Introduction to Job Scheduler¶
In Kubernetes, the job scheduler is responsible for deciding which node to assign a Pod to. It considers various factors such as resource requirements, hardware/software constraints, affinity/anti-affinity rules, and data locality.
The default scheduler is a core component in a Kubernetes cluster that decides which node a Pod should run on. Let's delve into its working principles, features, and configuration methods.
Scheduler Workflow¶
The workflow of the default scheduler can be divided into two main phases: filtering and scoring.
Filtering Phase¶
The scheduler traverses all nodes and excludes those that do not meet the Pod's requirements, considering factors such as:
- Resource requirements
- Node selectors
- Node affinity
- Taints and tolerations
These parameters can be set through advanced configurations when creating a job.
Scoring Phase¶
The scheduler scores the nodes that passed the filtering phase and selects the highest-scoring node to run the Pod. Factors considered include:
- Resource utilization
- Pod affinity/anti-affinity
- Node affinity
Scheduler Plugins¶
In addition to basic job scheduling capabilities, we also support the use of Scheduler Plugins: Kubernetes SIG Scheduling
, which maintains a set of scheduler plugins including Coscheduling (Gang Scheduling)
and other features.
Deploy Scheduler Plugins¶
To deploy a secondary scheduler plugin in a worker cluster, refer to Deploying Secondary Scheduler Plugin.

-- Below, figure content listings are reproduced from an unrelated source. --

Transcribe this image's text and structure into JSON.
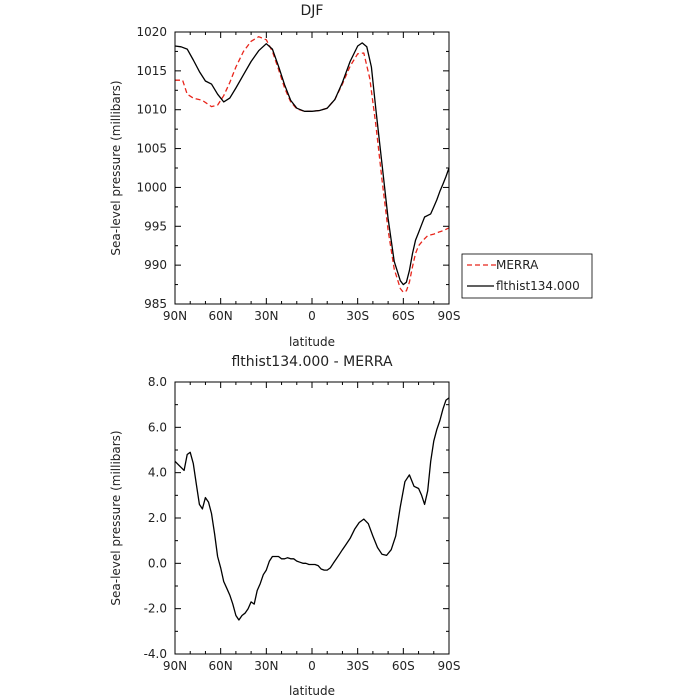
{
  "chart_data": [
    {
      "type": "line",
      "title": "DJF",
      "xlabel": "latitude",
      "ylabel": "Sea-level pressure (millibars)",
      "xlim": [
        90,
        -90
      ],
      "ylim": [
        985,
        1020
      ],
      "xticks": [
        90,
        60,
        30,
        0,
        -30,
        -60,
        -90
      ],
      "xtick_labels": [
        "90N",
        "60N",
        "30N",
        "0",
        "30S",
        "60S",
        "90S"
      ],
      "yticks": [
        985,
        990,
        995,
        1000,
        1005,
        1010,
        1015,
        1020
      ],
      "ytick_labels": [
        "985",
        "990",
        "995",
        "1000",
        "1005",
        "1010",
        "1015",
        "1020"
      ],
      "grid": false,
      "legend": "right",
      "series": [
        {
          "name": "MERRA",
          "color": "#e8251b",
          "dash": "dashed",
          "x": [
            90,
            85,
            82,
            78,
            72,
            66,
            62,
            58,
            54,
            50,
            45,
            40,
            35,
            30,
            26,
            22,
            18,
            14,
            10,
            5,
            0,
            -5,
            -10,
            -15,
            -20,
            -25,
            -30,
            -34,
            -38,
            -42,
            -46,
            -50,
            -54,
            -58,
            -60,
            -62,
            -64,
            -66,
            -68,
            -70,
            -73,
            -76,
            -80,
            -84,
            -87,
            -90
          ],
          "y": [
            1013.8,
            1013.8,
            1012.0,
            1011.5,
            1011.2,
            1010.4,
            1010.6,
            1011.8,
            1013.5,
            1015.5,
            1017.5,
            1018.8,
            1019.4,
            1019.0,
            1017.5,
            1015.2,
            1012.8,
            1011.0,
            1010.1,
            1009.8,
            1009.8,
            1009.9,
            1010.2,
            1011.3,
            1013.3,
            1015.6,
            1017.2,
            1017.3,
            1014.0,
            1008.0,
            1001.0,
            994.5,
            989.5,
            987.0,
            986.5,
            986.7,
            987.8,
            989.8,
            991.5,
            992.5,
            993.2,
            993.8,
            994.0,
            994.3,
            994.5,
            994.8
          ]
        },
        {
          "name": "flthist134.000",
          "color": "#000000",
          "dash": "solid",
          "x": [
            90,
            86,
            82,
            78,
            74,
            70,
            66,
            62,
            58,
            54,
            50,
            45,
            40,
            35,
            30,
            26,
            22,
            18,
            14,
            10,
            5,
            0,
            -5,
            -10,
            -15,
            -20,
            -25,
            -30,
            -33,
            -36,
            -39,
            -42,
            -46,
            -50,
            -54,
            -58,
            -60,
            -62,
            -64,
            -66,
            -68,
            -70,
            -72,
            -74,
            -76,
            -78,
            -80,
            -82,
            -84,
            -86,
            -88,
            -90
          ],
          "y": [
            1018.2,
            1018.1,
            1017.8,
            1016.4,
            1014.9,
            1013.7,
            1013.3,
            1012.0,
            1011.0,
            1011.5,
            1012.8,
            1014.5,
            1016.2,
            1017.6,
            1018.5,
            1017.8,
            1015.6,
            1013.2,
            1011.2,
            1010.2,
            1009.8,
            1009.8,
            1009.9,
            1010.2,
            1011.3,
            1013.5,
            1016.2,
            1018.2,
            1018.6,
            1018.1,
            1015.5,
            1010.0,
            1003.0,
            996.0,
            990.5,
            988.0,
            987.5,
            987.8,
            989.3,
            991.5,
            993.2,
            994.2,
            995.2,
            996.2,
            996.4,
            996.6,
            997.5,
            998.4,
            999.5,
            1000.4,
            1001.4,
            1002.5
          ]
        }
      ]
    },
    {
      "type": "line",
      "title": "flthist134.000 - MERRA",
      "xlabel": "latitude",
      "ylabel": "Sea-level pressure (millibars)",
      "xlim": [
        90,
        -90
      ],
      "ylim": [
        -4,
        8
      ],
      "xticks": [
        90,
        60,
        30,
        0,
        -30,
        -60,
        -90
      ],
      "xtick_labels": [
        "90N",
        "60N",
        "30N",
        "0",
        "30S",
        "60S",
        "90S"
      ],
      "yticks": [
        -4,
        -2,
        0,
        2,
        4,
        6,
        8
      ],
      "ytick_labels": [
        "-4.0",
        "-2.0",
        "0.0",
        "2.0",
        "4.0",
        "6.0",
        "8.0"
      ],
      "grid": false,
      "series": [
        {
          "color": "#000000",
          "dash": "solid",
          "x": [
            90,
            87,
            84,
            82,
            80,
            78,
            76,
            74,
            72,
            70,
            68,
            66,
            64,
            62,
            60,
            58,
            56,
            54,
            52,
            50,
            48,
            46,
            44,
            42,
            40,
            38,
            36,
            34,
            32,
            30,
            28,
            26,
            24,
            22,
            20,
            18,
            16,
            14,
            12,
            10,
            8,
            6,
            4,
            2,
            0,
            -2,
            -4,
            -6,
            -8,
            -10,
            -12,
            -14,
            -16,
            -18,
            -20,
            -22,
            -25,
            -28,
            -31,
            -34,
            -37,
            -40,
            -43,
            -46,
            -49,
            -52,
            -55,
            -58,
            -61,
            -64,
            -67,
            -70,
            -72,
            -74,
            -76,
            -78,
            -80,
            -82,
            -84,
            -86,
            -88,
            -90
          ],
          "y": [
            4.5,
            4.3,
            4.1,
            4.8,
            4.9,
            4.4,
            3.5,
            2.6,
            2.4,
            2.9,
            2.7,
            2.2,
            1.3,
            0.3,
            -0.2,
            -0.8,
            -1.1,
            -1.4,
            -1.8,
            -2.3,
            -2.5,
            -2.3,
            -2.2,
            -2.0,
            -1.7,
            -1.8,
            -1.2,
            -0.9,
            -0.5,
            -0.3,
            0.1,
            0.3,
            0.3,
            0.3,
            0.2,
            0.2,
            0.25,
            0.2,
            0.2,
            0.1,
            0.05,
            0.0,
            0.0,
            -0.05,
            -0.05,
            -0.05,
            -0.1,
            -0.25,
            -0.3,
            -0.3,
            -0.2,
            0.0,
            0.2,
            0.4,
            0.6,
            0.8,
            1.1,
            1.5,
            1.8,
            1.95,
            1.75,
            1.2,
            0.7,
            0.4,
            0.35,
            0.6,
            1.2,
            2.5,
            3.6,
            3.9,
            3.4,
            3.3,
            3.0,
            2.6,
            3.2,
            4.5,
            5.4,
            5.9,
            6.3,
            6.8,
            7.2,
            7.3
          ]
        }
      ]
    }
  ]
}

Enable Scheduler Plugins in AI Lab¶
Danger
Improper operations when adding scheduler plugins may affect the stability of the entire cluster. It is recommended to test in a test environment or contact our technical support team.
Note that if you wish to use more scheduler plugins in training jobs, you need to manually install them successfully in the worker cluster first. Then, when deploying the baize-agent
in the cluster, add the proper scheduler plugin configuration.
Through the container management UI provided by Helm Apps , you can easily deploy scheduler plugins in the cluster.
Then, click Install in the top right corner. (If the baize-agent
has already been deployed, you can update it in the Helm Application list.) Add the scheduler.
Note the parameter hierarchy of the scheduler. After adding, click OK .
Note: Do not omit this configuration when updating the
baize-agent
in the future.
Specify Scheduler When Creating a Job¶
Once you have successfully deployed the corresponding scheduler plugin in the cluster and correctly added the corresponding scheduler configuration in the baize-agent
, you can specify the scheduler when creating a job.
If everything is set up correctly, you will see the scheduler plugin you deployed in the scheduler dropdown menu.
This concludes the instructions for configuring and using the scheduler options in AI Lab.